The number of unemployed in Hawke's Bay has been slashed by more than half in just one year, as a focus on getting youngsters working pays dividends.
Statistics New Zealand figures released to Hawke's Bay Today show the region's unemployment rate is now just 4 per cent, down from 9.3 per cent at the same time last year.
All up, the data represents an extra 4400 people in employment.
It's the first time Hawke's Bay's unemployment rate has been at 4 per cent since the Government changed how it assessed unemployment numbers in 2016.
The national unemployment rate also fell yesterday, down to 3.9 per cent. Gisborne's rate was slightly higher at 4.7 per cent.
Hawke's Bay Chamber of Commerce chief executive Wayne Walford said there were still companies with entry-level employment options in the region that were struggling to fill the positions.
But he was delighted the number of people not in employment, education or training (Neets) was down by 900.
"I know the Ministry of Education has a dedicated person working hard to prevent Neets becoming Neets by identifying them early and putting preventative options in place. This is where information and relationships pay off," Walford said.
"I also know there is more work being done to change the perception of orchard work to be more science-based (full-time) rather than part-time picking and thinning. This approach seems to be attracting more people."
Earlier this year the Government announced a $1.7 million funding boost for youth employment programmes in the region.
It provided $460,000 to expand Hastings District Council's Connector Model programme, which employs specialists to build relationships with employers, local youth and whanau.

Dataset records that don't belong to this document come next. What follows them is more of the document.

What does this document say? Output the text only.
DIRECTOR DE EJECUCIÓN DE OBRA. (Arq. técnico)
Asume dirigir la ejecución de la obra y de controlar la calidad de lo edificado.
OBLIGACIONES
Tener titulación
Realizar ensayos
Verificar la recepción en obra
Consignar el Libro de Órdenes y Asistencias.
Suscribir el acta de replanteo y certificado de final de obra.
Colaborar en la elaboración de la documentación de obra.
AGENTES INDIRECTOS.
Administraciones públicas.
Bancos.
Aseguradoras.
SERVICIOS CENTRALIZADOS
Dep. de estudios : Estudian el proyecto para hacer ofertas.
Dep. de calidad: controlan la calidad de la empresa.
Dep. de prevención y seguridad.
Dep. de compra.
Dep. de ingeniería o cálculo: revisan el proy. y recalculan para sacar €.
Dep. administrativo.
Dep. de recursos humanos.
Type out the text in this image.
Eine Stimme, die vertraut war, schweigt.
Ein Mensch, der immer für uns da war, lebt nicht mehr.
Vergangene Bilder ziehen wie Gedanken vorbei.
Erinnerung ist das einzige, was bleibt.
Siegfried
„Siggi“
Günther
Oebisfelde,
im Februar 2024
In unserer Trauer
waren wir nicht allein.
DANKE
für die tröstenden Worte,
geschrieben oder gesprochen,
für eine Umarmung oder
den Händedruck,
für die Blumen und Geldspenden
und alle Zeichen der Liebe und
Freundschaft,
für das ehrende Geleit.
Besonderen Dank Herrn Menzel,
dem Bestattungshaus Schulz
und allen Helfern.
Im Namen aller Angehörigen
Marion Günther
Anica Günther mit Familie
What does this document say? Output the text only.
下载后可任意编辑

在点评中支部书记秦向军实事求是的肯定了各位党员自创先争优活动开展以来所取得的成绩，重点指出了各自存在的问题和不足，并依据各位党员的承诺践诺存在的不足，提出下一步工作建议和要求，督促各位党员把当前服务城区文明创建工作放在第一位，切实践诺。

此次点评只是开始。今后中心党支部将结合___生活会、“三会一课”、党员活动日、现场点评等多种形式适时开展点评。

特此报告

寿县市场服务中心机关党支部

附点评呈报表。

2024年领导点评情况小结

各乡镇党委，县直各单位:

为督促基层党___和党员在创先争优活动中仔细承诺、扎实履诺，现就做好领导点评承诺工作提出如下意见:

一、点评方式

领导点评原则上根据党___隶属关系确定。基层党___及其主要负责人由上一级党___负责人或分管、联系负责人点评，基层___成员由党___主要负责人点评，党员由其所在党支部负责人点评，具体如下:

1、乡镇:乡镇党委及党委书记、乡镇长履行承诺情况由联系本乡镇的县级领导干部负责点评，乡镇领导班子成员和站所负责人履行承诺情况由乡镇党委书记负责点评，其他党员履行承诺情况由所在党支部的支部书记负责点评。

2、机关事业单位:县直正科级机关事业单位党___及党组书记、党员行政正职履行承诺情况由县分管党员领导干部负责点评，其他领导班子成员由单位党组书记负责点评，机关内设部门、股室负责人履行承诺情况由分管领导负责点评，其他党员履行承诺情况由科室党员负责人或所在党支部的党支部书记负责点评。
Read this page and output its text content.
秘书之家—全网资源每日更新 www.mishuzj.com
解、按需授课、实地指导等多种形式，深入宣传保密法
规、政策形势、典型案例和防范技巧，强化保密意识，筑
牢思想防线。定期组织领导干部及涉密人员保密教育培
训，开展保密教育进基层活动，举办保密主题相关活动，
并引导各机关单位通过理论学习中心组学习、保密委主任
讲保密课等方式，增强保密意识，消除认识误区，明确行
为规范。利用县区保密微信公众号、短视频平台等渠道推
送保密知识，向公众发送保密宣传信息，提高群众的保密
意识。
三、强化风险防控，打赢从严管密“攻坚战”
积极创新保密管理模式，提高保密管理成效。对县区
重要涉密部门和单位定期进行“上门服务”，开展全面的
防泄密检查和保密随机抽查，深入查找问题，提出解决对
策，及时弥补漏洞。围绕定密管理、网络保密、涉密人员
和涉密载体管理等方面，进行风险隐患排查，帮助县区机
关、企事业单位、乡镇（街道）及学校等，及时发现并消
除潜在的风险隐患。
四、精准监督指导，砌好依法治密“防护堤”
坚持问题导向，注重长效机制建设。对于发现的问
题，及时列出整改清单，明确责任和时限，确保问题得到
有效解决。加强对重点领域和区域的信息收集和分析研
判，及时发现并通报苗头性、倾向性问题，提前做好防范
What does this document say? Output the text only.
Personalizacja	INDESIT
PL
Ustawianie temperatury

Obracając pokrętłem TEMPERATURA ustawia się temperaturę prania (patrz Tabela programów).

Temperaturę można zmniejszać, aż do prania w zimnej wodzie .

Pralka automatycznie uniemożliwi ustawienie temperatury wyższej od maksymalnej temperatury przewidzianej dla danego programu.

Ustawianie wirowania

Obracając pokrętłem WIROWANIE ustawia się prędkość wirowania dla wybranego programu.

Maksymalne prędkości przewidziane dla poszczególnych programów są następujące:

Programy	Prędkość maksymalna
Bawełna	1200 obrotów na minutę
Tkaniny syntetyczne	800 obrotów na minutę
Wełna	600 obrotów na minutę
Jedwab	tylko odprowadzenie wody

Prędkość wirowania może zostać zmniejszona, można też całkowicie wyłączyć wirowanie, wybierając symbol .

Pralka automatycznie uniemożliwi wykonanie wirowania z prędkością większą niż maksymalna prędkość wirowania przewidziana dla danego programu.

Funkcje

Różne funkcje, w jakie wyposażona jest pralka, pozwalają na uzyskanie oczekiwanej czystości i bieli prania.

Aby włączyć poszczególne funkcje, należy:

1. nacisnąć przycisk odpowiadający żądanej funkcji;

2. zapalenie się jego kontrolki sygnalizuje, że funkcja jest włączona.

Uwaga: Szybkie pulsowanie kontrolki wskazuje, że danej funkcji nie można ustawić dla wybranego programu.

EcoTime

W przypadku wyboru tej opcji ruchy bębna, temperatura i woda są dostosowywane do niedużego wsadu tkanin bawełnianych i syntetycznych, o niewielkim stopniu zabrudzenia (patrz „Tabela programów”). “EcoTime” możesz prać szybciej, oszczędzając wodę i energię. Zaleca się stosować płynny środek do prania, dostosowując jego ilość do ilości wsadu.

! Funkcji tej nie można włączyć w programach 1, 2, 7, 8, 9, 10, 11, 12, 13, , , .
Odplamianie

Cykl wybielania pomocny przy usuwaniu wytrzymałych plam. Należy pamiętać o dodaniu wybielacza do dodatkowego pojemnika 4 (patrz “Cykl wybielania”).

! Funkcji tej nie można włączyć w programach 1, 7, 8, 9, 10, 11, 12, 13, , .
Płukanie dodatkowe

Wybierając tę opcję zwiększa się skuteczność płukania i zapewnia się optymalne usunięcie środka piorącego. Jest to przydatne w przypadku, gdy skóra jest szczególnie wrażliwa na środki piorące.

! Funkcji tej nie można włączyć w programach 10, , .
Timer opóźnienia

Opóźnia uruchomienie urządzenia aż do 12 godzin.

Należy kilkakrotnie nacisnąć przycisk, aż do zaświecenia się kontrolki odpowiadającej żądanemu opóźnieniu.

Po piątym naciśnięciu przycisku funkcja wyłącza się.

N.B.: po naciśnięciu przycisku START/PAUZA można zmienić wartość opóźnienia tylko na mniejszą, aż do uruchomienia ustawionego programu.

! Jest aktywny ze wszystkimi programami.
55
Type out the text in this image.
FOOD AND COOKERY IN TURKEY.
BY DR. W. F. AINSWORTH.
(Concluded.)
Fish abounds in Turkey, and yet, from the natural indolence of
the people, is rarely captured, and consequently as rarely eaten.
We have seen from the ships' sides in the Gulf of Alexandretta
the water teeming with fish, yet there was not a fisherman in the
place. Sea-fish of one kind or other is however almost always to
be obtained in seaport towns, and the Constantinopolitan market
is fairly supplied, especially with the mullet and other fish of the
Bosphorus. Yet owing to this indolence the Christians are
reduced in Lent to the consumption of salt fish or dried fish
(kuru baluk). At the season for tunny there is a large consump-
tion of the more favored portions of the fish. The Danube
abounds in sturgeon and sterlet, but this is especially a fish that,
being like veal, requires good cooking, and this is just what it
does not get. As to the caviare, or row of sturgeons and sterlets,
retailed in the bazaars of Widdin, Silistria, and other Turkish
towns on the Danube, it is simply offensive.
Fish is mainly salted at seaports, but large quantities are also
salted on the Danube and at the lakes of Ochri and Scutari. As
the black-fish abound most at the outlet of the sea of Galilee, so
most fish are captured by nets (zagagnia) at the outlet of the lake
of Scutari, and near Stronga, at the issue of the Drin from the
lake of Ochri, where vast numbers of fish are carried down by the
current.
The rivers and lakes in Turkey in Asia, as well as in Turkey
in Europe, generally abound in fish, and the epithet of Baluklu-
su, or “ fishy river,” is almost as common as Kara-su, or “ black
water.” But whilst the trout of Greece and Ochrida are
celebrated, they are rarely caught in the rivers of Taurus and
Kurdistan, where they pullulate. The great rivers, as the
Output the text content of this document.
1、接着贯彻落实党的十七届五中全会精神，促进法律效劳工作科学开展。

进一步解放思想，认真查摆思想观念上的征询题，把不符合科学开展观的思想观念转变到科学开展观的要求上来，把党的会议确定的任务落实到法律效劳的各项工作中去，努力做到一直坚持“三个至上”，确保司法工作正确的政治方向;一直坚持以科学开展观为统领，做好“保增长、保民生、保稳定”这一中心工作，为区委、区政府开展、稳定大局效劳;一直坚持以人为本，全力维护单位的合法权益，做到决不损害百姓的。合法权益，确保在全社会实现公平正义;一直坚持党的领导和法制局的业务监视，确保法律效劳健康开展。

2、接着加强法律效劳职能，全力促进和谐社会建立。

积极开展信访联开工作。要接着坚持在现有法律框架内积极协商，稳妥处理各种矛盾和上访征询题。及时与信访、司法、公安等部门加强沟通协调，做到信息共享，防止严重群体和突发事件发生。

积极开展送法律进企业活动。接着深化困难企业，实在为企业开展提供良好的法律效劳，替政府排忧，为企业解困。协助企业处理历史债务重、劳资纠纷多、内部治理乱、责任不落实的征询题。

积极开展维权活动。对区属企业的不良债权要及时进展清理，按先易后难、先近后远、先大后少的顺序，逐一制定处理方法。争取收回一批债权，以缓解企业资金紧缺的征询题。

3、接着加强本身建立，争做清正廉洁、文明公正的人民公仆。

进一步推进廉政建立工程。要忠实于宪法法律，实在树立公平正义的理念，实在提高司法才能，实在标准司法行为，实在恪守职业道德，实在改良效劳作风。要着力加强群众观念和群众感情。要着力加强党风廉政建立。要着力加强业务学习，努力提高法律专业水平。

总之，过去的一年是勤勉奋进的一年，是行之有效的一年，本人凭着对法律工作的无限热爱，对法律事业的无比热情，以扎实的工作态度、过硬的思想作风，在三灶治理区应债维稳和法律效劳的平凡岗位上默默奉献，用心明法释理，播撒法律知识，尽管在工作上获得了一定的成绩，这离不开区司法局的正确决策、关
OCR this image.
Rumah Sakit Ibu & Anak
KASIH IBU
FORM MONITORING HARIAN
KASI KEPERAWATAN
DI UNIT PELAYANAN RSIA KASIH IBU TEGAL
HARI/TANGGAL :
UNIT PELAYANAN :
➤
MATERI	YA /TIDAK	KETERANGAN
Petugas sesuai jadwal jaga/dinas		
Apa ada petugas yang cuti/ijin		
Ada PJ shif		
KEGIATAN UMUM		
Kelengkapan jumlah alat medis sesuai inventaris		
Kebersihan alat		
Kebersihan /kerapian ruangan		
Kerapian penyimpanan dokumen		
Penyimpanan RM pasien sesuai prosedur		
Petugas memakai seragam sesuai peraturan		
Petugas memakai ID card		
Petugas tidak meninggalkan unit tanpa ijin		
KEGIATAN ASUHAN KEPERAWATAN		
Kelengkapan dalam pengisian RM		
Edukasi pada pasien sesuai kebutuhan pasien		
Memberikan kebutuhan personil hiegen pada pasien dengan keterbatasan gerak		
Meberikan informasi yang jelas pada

And $258,000 went to Te Taiwhenua o Heretaunga Takatu Youth Mentoring Programme to enable 140 rangatahi to gain driving qualifications.
The Hikoi4Life Trust and Les Hokianga's WorkFit programme received $765,000 to scale up existing support to get young people physically and mentally fit for work, while $194,000 went to the Development Hub to provide a work-readiness programme to support 36 young Māori and Pasifika women, including solo mothers.
Employment Minister Willie Jackson said the results indicated the Government was on the right path.
"This coalition Government's commitment and investment in regional New Zealand is having a major impact on employment, particularly in the Waikato, Otago and Gisborne/Hawke's Bay," Jackson said.
"I remain committed to seeing these rates reduce further and part of this will be my ongoing focus on rangatahi who are not earning or learning."